In countries such as Iceland and Scotland, the overwhelming majority — nearly all — pregnancies are ended when prenatal tests indicate the child has Down Syndrome. In England the rate is as high as 90%, and several mothers of children with Down Syndrome related to the BBC in 2020 just how often they were pressured to terminate their pregnancies. In the United States of America, a 2023 NLM/NIH study of data from the prior decade concluded “systematic review on published literature in the US has estimated that termination rates range from 67% to 85% among the overall population of individuals with a positive prenatal diagnosis of Down syndrome.”
This reality should shape the way that pro-natalists argue for the goodness of life. We may, after all, be on the cusp of a new pro-natalist moment: Pro-natalism has long been a concern of conservatives such as Ross Douthat, or Matthew Lee Anderson in his Oxford dissertation. Today, however, the economic implications of an aging global population with significantly declining birth rates worldwide have surprisingly led to pro-natalism becoming a concern for progressives also.

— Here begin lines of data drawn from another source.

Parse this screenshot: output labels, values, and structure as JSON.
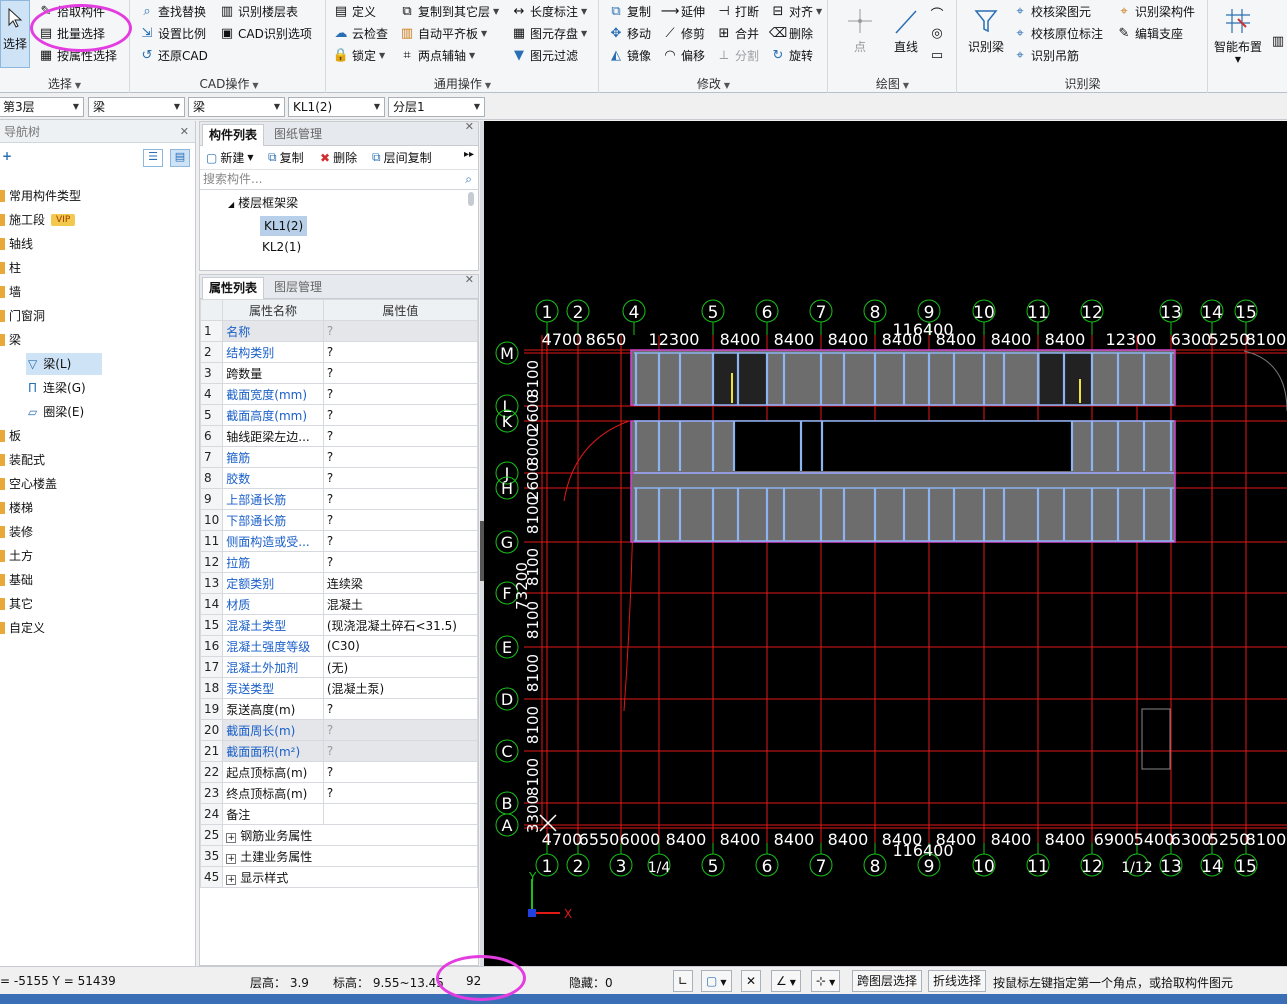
{
  "ribbon": {
    "select_group": {
      "big_label": "选择",
      "items": [
        "拾取构件",
        "批量选择",
        "按属性选择"
      ],
      "label": "选择"
    },
    "cad_group": {
      "items": [
        "查找替换",
        "识别楼层表",
        "设置比例",
        "CAD识别选项",
        "还原CAD"
      ],
      "label": "CAD操作"
    },
    "common_group": {
      "items": [
        "定义",
        "复制到其它层",
        "长度标注",
        "云检查",
        "自动平齐板",
        "图元存盘",
        "锁定",
        "两点辅轴",
        "图元过滤"
      ],
      "label": "通用操作"
    },
    "modify_group": {
      "items": [
        "复制",
        "延伸",
        "打断",
        "对齐",
        "移动",
        "修剪",
        "合并",
        "删除",
        "镜像",
        "偏移",
        "分割",
        "旋转"
      ],
      "label": "修改"
    },
    "draw_group": {
      "items": [
        "点",
        "直线"
      ],
      "label": "绘图"
    },
    "beam_recognize_group": {
      "big_label": "识别梁",
      "items": [
        "校核梁图元",
        "识别梁构件",
        "校核原位标注",
        "编辑支座",
        "识别吊筋"
      ],
      "label": "识别梁"
    },
    "smart_layout": "智能布置"
  },
  "selectors": [
    "第3层",
    "梁",
    "梁",
    "KL1(2)",
    "分层1"
  ],
  "navtree": {
    "title": "导航树",
    "items": [
      "常用构件类型",
      "施工段",
      "轴线",
      "柱",
      "墙",
      "门窗洞",
      "梁",
      "板",
      "装配式",
      "空心楼盖",
      "楼梯",
      "装修",
      "土方",
      "基础",
      "其它",
      "自定义"
    ],
    "vip": "VIP",
    "beam_children": [
      "梁(L)",
      "连梁(G)",
      "圈梁(E)"
    ]
  },
  "complist": {
    "tabs": [
      "构件列表",
      "图纸管理"
    ],
    "tools": [
      "新建",
      "复制",
      "删除",
      "层间复制"
    ],
    "search_placeholder": "搜索构件...",
    "group": "楼层框架梁",
    "items": [
      "KL1(2)",
      "KL2(1)"
    ]
  },
  "proplist": {
    "tabs": [
      "属性列表",
      "图层管理"
    ],
    "col_name": "属性名称",
    "col_value": "属性值",
    "rows": [
      {
        "n": "1",
        "name": "名称",
        "val": "?",
        "blue": true,
        "gray": true
      },
      {
        "n": "2",
        "name": "结构类别",
        "val": "?",
        "blue": true
      },
      {
        "n": "3",
        "name": "跨数量",
        "val": "?"
      },
      {
        "n": "4",
        "name": "截面宽度(mm)",
        "val": "?",
        "blue": true
      },
      {
        "n": "5",
        "name": "截面高度(mm)",
        "val": "?",
        "blue": true
      },
      {
        "n": "6",
        "name": "轴线距梁左边...",
        "val": "?"
      },
      {
        "n": "7",
        "name": "箍筋",
        "val": "?",
        "blue": true
      },
      {
        "n": "8",
        "name": "胶数",
        "val": "?",
        "blue": true
      },
      {
        "n": "9",
        "name": "上部通长筋",
        "val": "?",
        "blue": true
      },
      {
        "n": "10",
        "name": "下部通长筋",
        "val": "?",
        "blue": true
      },
      {
        "n": "11",
        "name": "侧面构造或受...",
        "val": "?",
        "blue": true
      },
      {
        "n": "12",
        "name": "拉筋",
        "val": "?",
        "blue": true
      },
      {
        "n": "13",
        "name": "定额类别",
        "val": "连续梁",
        "blue": true
      },
      {
        "n": "14",
        "name": "材质",
        "val": "混凝土",
        "blue": true
      },
      {
        "n": "15",
        "name": "混凝土类型",
        "val": "(现浇混凝土碎石<31.5)",
        "blue": true
      },
      {
        "n": "16",
        "name": "混凝土强度等级",
        "val": "(C30)",
        "blue": true
      },
      {
        "n": "17",
        "name": "混凝土外加剂",
        "val": "(无)",
        "blue": true
      },
      {
        "n": "18",
        "name": "泵送类型",
        "val": "(混凝土泵)",
        "blue": true
      },
      {
        "n": "19",
        "name": "泵送高度(m)",
        "val": "?"
      },
      {
        "n": "20",
        "name": "截面周长(m)",
        "val": "?",
        "blue": true,
        "gray": true
      },
      {
        "n": "21",
        "name": "截面面积(m²)",
        "val": "?",
        "blue": true,
        "gray": true
      },
      {
        "n": "22",
        "name": "起点顶标高(m)",
        "val": "?"
      },
      {
        "n": "23",
        "name": "终点顶标高(m)",
        "val": "?"
      },
      {
        "n": "24",
        "name": "备注",
        "val": ""
      }
    ],
    "expand_rows": [
      {
        "n": "25",
        "name": "钢筋业务属性"
      },
      {
        "n": "35",
        "name": "土建业务属性"
      },
      {
        "n": "45",
        "name": "显示样式"
      }
    ]
  },
  "canvas": {
    "top_axes": [
      "1",
      "2",
      "4",
      "5",
      "6",
      "7",
      "8",
      "9",
      "10",
      "11",
      "12",
      "13",
      "14",
      "15"
    ],
    "bottom_axes": [
      "1",
      "2",
      "3",
      "1/4",
      "5",
      "6",
      "7",
      "8",
      "9",
      "10",
      "11",
      "12",
      "1/12",
      "13",
      "14",
      "15"
    ],
    "left_axes": [
      "M",
      "L",
      "K",
      "J",
      "H",
      "G",
      "F",
      "E",
      "D",
      "C",
      "B",
      "A"
    ],
    "top_dims": [
      "4700",
      "8650",
      "12300",
      "8400",
      "8400",
      "8400",
      "8400",
      "8400",
      "8400",
      "8400",
      "12300",
      "6300",
      "5250",
      "8100"
    ],
    "bottom_dims": [
      "4700",
      "6550",
      "6000",
      "8400",
      "8400",
      "8400",
      "8400",
      "8400",
      "8400",
      "8400",
      "8400",
      "6900",
      "5400",
      "6300",
      "5250",
      "8100"
    ],
    "total_top": "116400",
    "total_bottom": "116400",
    "left_dims": [
      "8100",
      "2600",
      "8000",
      "2600",
      "8100",
      "8100",
      "8100",
      "8100",
      "8100",
      "8100",
      "3300"
    ],
    "left_total": "73200",
    "axis_x_label": "X",
    "axis_y_label": "Y"
  },
  "status": {
    "coords": "= -5155 Y = 51439",
    "floor_height": "层高： 3.9",
    "elevation": "标高： 9.55~13.45",
    "count": "92",
    "hidden": "隐藏：0",
    "btn_cross_layer": "跨图层选择",
    "btn_polyline": "折线选择",
    "hint": "按鼠标左键指定第一个角点，或拾取构件图元"
  }
}
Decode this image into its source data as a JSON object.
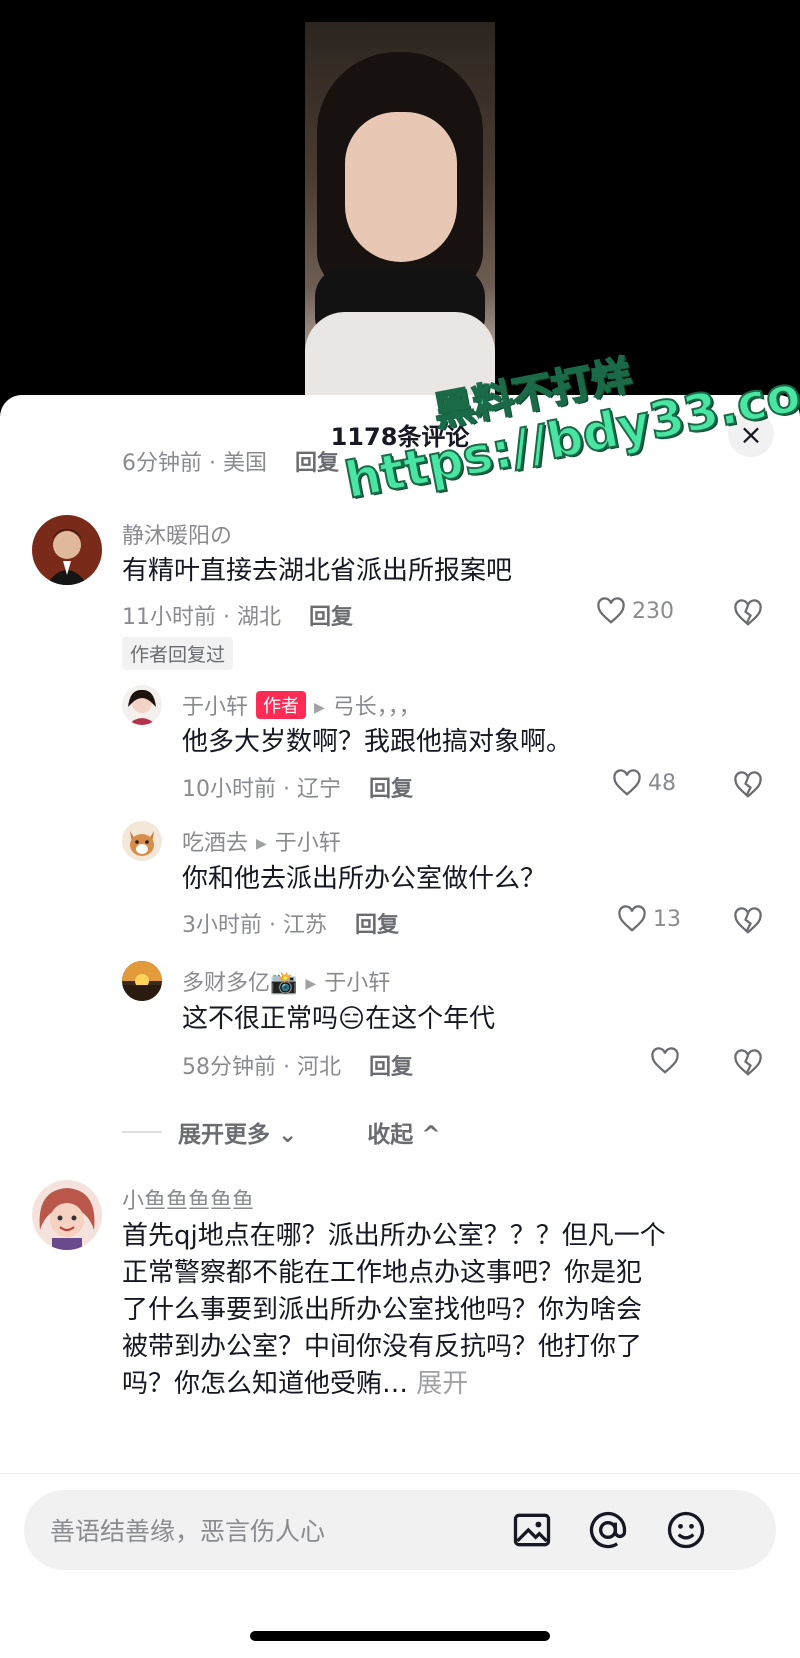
{
  "sheet": {
    "title": "1178条评论",
    "close_label": "×"
  },
  "prev_comment": {
    "meta": "6分钟前 · 美国",
    "reply": "回复"
  },
  "comments": [
    {
      "username": "静沐暖阳の",
      "text": "有精叶直接去湖北省派出所报案吧",
      "meta": "11小时前 · 湖北",
      "reply": "回复",
      "likes": "230",
      "author_replied": "作者回复过"
    }
  ],
  "replies": [
    {
      "username": "于小轩",
      "badge": "作者",
      "reply_to": "弓长，，，",
      "text": "他多大岁数啊？我跟他搞对象啊。",
      "meta": "10小时前 · 辽宁",
      "reply": "回复",
      "likes": "48"
    },
    {
      "username": "吃酒去",
      "reply_to": "于小轩",
      "text": "你和他去派出所办公室做什么？",
      "meta": "3小时前 · 江苏",
      "reply": "回复",
      "likes": "13"
    },
    {
      "username": "多财多亿📸",
      "reply_to": "于小轩",
      "text_before": "这不很正常吗",
      "emoji": "😑",
      "text_after": "在这个年代",
      "meta": "58分钟前 · 河北",
      "reply": "回复",
      "likes": ""
    }
  ],
  "expand": {
    "more": "展开更多",
    "collapse": "收起"
  },
  "last_comment": {
    "username": "小鱼鱼鱼鱼鱼",
    "line1": "首先qj地点在哪？派出所办公室？？？但凡一个",
    "line2": "正常警察都不能在工作地点办这事吧？你是犯",
    "line3": "了什么事要到派出所办公室找他吗？你为啥会",
    "line4": "被带到办公室？中间你没有反抗吗？他打你了",
    "line5": "吗？你怎么知道他受贿…",
    "more": "展开"
  },
  "watermark": {
    "line1": "黑料不打烊",
    "line2": "https://bdy33.co"
  },
  "input": {
    "placeholder": "善语结善缘，恶言伤人心"
  }
}
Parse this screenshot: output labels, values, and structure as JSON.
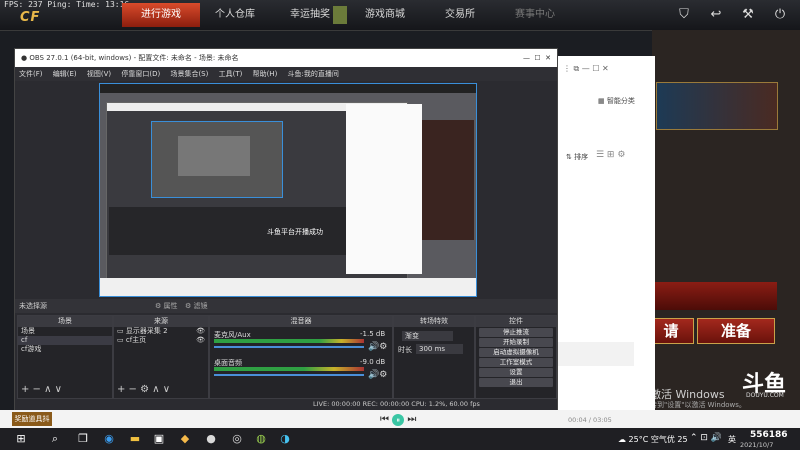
{
  "game": {
    "fps_text": "FPS: 237   Ping:      Time: 13:16",
    "logo_text": "CF",
    "tabs": [
      "进行游戏",
      "个人仓库",
      "幸运抽奖",
      "游戏商城",
      "交易所",
      "赛事中心"
    ],
    "right_buttons": {
      "ready_partial": "请",
      "ready": "准备"
    },
    "bottom_left_label": "奖励道具抖"
  },
  "browser": {
    "smart_category": "智能分类",
    "sort_label": "排序"
  },
  "obs": {
    "title": "OBS 27.0.1 (64-bit, windows) - 配置文件: 未命名 - 场景: 未命名",
    "menu": [
      "文件(F)",
      "编辑(E)",
      "视图(V)",
      "停靠窗口(D)",
      "场景集合(S)",
      "工具(T)",
      "帮助(H)",
      "斗鱼:我的直播间"
    ],
    "no_source_label": "未选择源",
    "props_label": "属性",
    "filters_label": "滤镜",
    "docks": {
      "scenes": "场景",
      "sources": "来源",
      "mixer": "混音器",
      "transitions": "转场特效",
      "controls": "控件"
    },
    "scenes": [
      "场景",
      "cf",
      "cf游戏"
    ],
    "sources": [
      "显示器采集 2",
      "cf主页"
    ],
    "mixer": [
      {
        "name": "麦克风/Aux",
        "db": "-1.5 dB"
      },
      {
        "name": "桌面音频",
        "db": "-9.0 dB"
      }
    ],
    "transition": {
      "type": "渐变",
      "duration_label": "时长",
      "duration": "300 ms"
    },
    "controls": [
      "停止推流",
      "开始录制",
      "启动虚拟摄像机",
      "工作室模式",
      "设置",
      "退出"
    ],
    "status": "LIVE: 00:00:00   REC: 00:00:00   CPU: 1.2%, 60.00 fps",
    "nested_text": "斗鱼平台开播成功"
  },
  "windows_watermark": {
    "line1": "激活 Windows",
    "line2": "转到\"设置\"以激活 Windows。"
  },
  "player": {
    "time": "00:04 / 03:05"
  },
  "taskbar": {
    "weather": "25°C 空气优 25",
    "ime": "英",
    "date": "2021/10/7",
    "room": "556186"
  },
  "douyu": {
    "logo": "斗鱼",
    "sub": "DOUYU.COM"
  }
}
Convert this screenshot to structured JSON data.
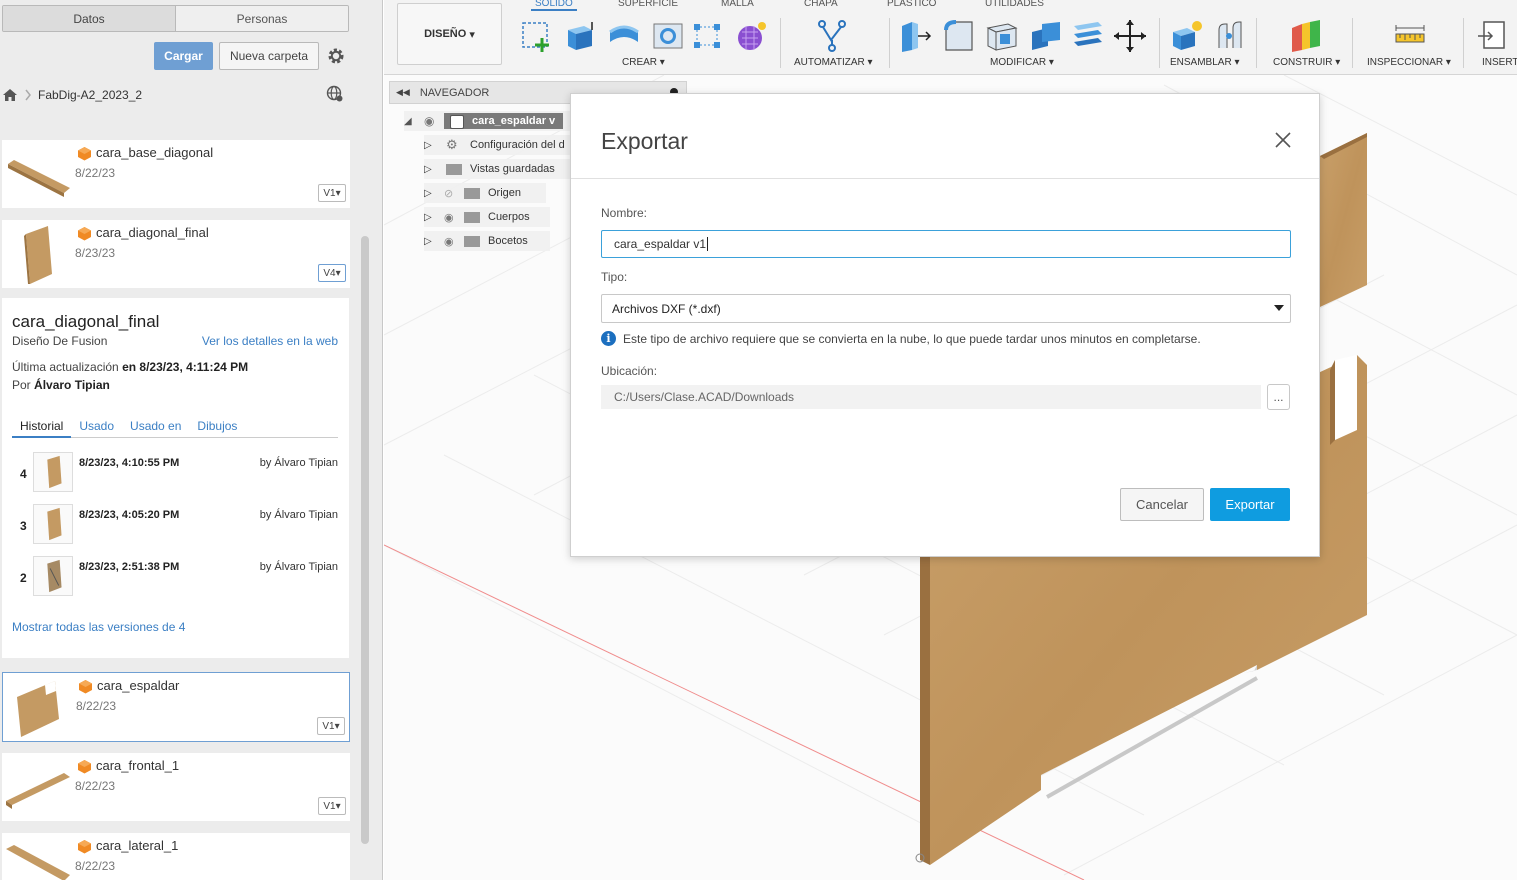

In many ways, the church should welcome and applaud this development. But a unique counter-testimony that the church is able to offer in this moment is that putatively ‘un-productive’ human life is of irreducible worth. Both in the ancient Greco-Roman world of the early Christian centuries, to the sanitized eugenics of modernity, the church’s vocation has been and will continue to be hospitality, even when it proves costly, towards those whom our broader pagan context regards as Lebensunwertes Leben, “life undeserving of life.”
Sometimes, of course, people with significant physical or intellectual disabilities go on to accomplish remarkable things. Everyone should applaud their success. But there are also not a few people with such severe disabilities that they will scarcely live ‘productive’ lives in the crass materialism and totalizing economics of the globalized, neo-liberal order.
Perhaps, even for these most severely disabled human beings, their distinctive vocation and gift, if we can receive it, is an embodied testimony that to be human is not to have the whole of our lives instrumentalized by post-industrial, robot-like productivity. These lives, with all the unique blessings and challenges they entail, precisely by being unproductive in the tyrannical gaze of today’s technocrats, echo our Lord’s dictum that “the Sabbath was made for man, not man for the Sabbath” (Mk 2:27).
But as those who worship a crucified and risen Messiah, we should be a vanguard of hospitality for human beings whose irreducible dignity, value, worth, and purpose is determined neither by accomplishment, nor the lack thereof, but by having the very same nature the eternal Son of God took to himself.